Submitted to: Genetic Resources and Crop Evolution
Publication Type: Peer Reviewed Journal
Publication Acceptance Date: May 7, 2012
Publication Date: July 19, 2012
Citation: Bassil, N.V., Boccacci, P., Botta, R., Postman, J.D., Mehlenbacher, S. 2012. Nuclear and chloroplast microsatellite markers to assess genetic diversity and evolution in hazelnut species, hybrids and cultivars. Genetic Resources and Crop Evolution. 60:543-568. DOI:10.1007/s10722-012-9857-z. Interpretive Summary: The U.S. Department of Agriculture, Agricultural Research Service, National Clonal Germplasm Repository in Corvallis, Oregon, preserves more than 800 hazelnut trees including cultivars and representatives of 10 other recognized shrub and tree types. Characterization and study of genetic diversity in this collection requires DNA-based information obtained from 'markers' that are conserved across this diverse hazelnut collection. Two such types of DNA markers were developed and used to evaluate 114 hazelnut plants from 11 species or types and 44 hybrid individuals derived from crosses between different species or types. Data analysis agreed with previous taxonomic analysis. Detected relationships among the different hazelnut types support Asia as a refugium where several hazelnut lineages survived during glaciation. These hazelnuts reappeared only later after the dispersal event from Asia through the Mediterranean to Europe, and across the Atlantic to North America.
Technical Abstract: The U.S. Department of Agriculture (USDA), Agricultural Research Service (ARS), National Clonal Germplasm Repository (NCGR) in Corvallis, Oregon, preserves more than 800 accessions of hazelnut (Corylus) including C. avellana cultivars and representatives of 10 other recognized shrub and tree species. Characterization and study of genetic diversity in this collection requires cross-transferable markers such as trinucleotide microsatellite or simple sequence repeat (SSR) markers and universal chloroplast SSR markers. We developed new SSR markers, and evaluated 114 Corylus accessions representing 11 species and 44 interspecific hybrids. Eight of 23 SSRs generated easy-to-score alleles in all species and seven were highly polymorphic. For the seven, the average heterozygosity was moderate at 0.49 while allele number, genetic diversity and PIC were high at 11.71, 0.79 and 0.76, respectively. The three most polymorphic SSRs were CaC-C008, CaC-C040 and CaC-C118. Neighbor joining (NJ) clustering and structure analysis agreed with taxonomic analysis and supported inclusion of C. maxima in the large polymorphic species C. avellana.

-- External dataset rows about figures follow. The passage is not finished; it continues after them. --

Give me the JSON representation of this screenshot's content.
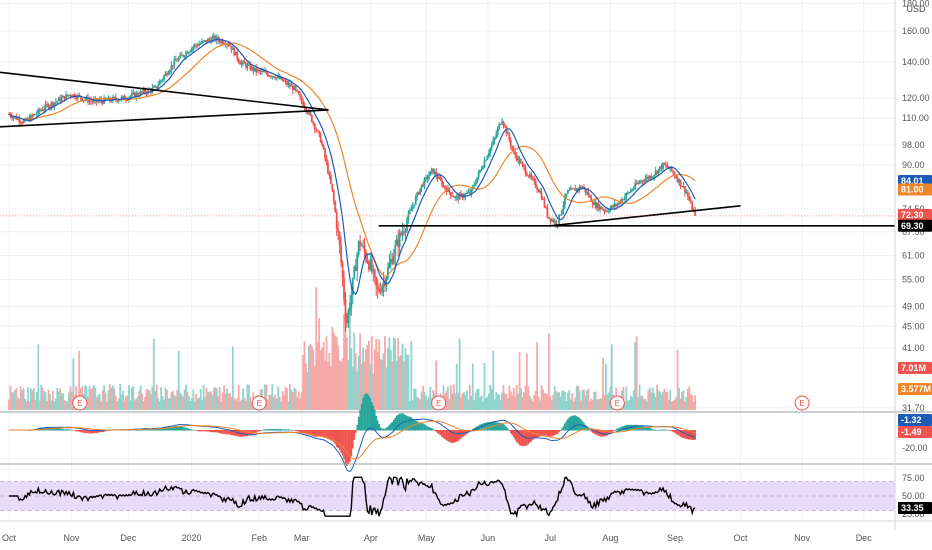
{
  "currency": "USD",
  "price_axis": {
    "ticks": [
      "180.00",
      "160.00",
      "140.00",
      "120.00",
      "110.00",
      "98.00",
      "90.00",
      "74.50",
      "67.50",
      "61.00",
      "55.00",
      "49.00",
      "45.00",
      "41.00",
      "31.70"
    ],
    "scale": "log"
  },
  "price_badges": [
    {
      "text": "84.01",
      "bg": "#1e5bb8",
      "fg": "#ffffff"
    },
    {
      "text": "81.00",
      "bg": "#f0852a",
      "fg": "#ffffff"
    },
    {
      "text": "72.30",
      "bg": "#ef5350",
      "fg": "#ffffff"
    },
    {
      "text": "69.30",
      "bg": "#000000",
      "fg": "#ffffff"
    }
  ],
  "volume_badges": [
    {
      "text": "7.01M",
      "bg": "#ef5350",
      "fg": "#ffffff"
    },
    {
      "text": "3.577M",
      "bg": "#f0852a",
      "fg": "#ffffff"
    }
  ],
  "macd_axis": {
    "ticks": [
      "-20.00"
    ]
  },
  "macd_badges": [
    {
      "text": "-1.32",
      "bg": "#1e5bb8",
      "fg": "#ffffff"
    },
    {
      "text": "-1.49",
      "bg": "#ef5350",
      "fg": "#ffffff"
    }
  ],
  "rsi_axis": {
    "ticks": [
      "75.00",
      "50.00",
      "25.00"
    ]
  },
  "rsi_badge": {
    "text": "33.35",
    "bg": "#000000",
    "fg": "#ffffff"
  },
  "time_axis": [
    "Oct",
    "Nov",
    "Dec",
    "2020",
    "Feb",
    "Mar",
    "Apr",
    "May",
    "Jun",
    "Jul",
    "Aug",
    "Sep",
    "Oct",
    "Nov",
    "Dec"
  ],
  "earnings_marker": "E",
  "colors": {
    "up": "#26a69a",
    "down": "#ef5350",
    "ma_fast": "#1e5bb8",
    "ma_slow": "#f0852a",
    "rsi_band": "#e9dcf8",
    "trendline": "#000000"
  },
  "chart_data": {
    "type": "candlestick",
    "price_scale": "log",
    "price_range": [
      31.7,
      180
    ],
    "last_close": 72.3,
    "ma_fast_last": 84.01,
    "ma_slow_last": 81.0,
    "horizontal_level": 69.3,
    "monthly_closes": [
      {
        "x": "Oct",
        "close": 110
      },
      {
        "x": "Nov",
        "close": 120
      },
      {
        "x": "Dec",
        "close": 118
      },
      {
        "x": "2020",
        "close": 150
      },
      {
        "x": "Feb",
        "close": 135
      },
      {
        "x": "Mar",
        "close": 105
      },
      {
        "x": "Apr",
        "close": 55
      },
      {
        "x": "May",
        "close": 80
      },
      {
        "x": "Jun",
        "close": 92
      },
      {
        "x": "Jul",
        "close": 72
      },
      {
        "x": "Aug",
        "close": 76
      },
      {
        "x": "Sep",
        "close": 85
      },
      {
        "x": "Sep end",
        "close": 72.3
      }
    ],
    "volume_last": "7.01M",
    "volume_ma_last": "3.577M",
    "macd_last": -1.32,
    "macd_signal_last": -1.49,
    "rsi_last": 33.35,
    "rsi_band": [
      30,
      70
    ],
    "grid": true
  }
}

Analysis also indicated that C. californica is a distinct species rather than a botanical variety of C. cornuta. Six universal cpSSRs were polymorphic in Corylus and generated an average of 3 alleles per locus and 21 chlorotypes. Diversity at these cpSSRs was high and ranged from 0.33 to 0.64, with an average of 0.69. Incongruence in NJ topologies between the nuclear and chloroplast markers could be attributed to chloroplast capture during the ancestral diversification of the genus, or homoplasy. The phylogeographical relationships among the 21 chlorotypes in the 11 Corylus species support Asia as a refugium where several hazelnut lineages survived during glaciation and from which they reappeared only later after the dispersal event from Asia through the Mediterranean to Europe, and across the Atlantic to North America.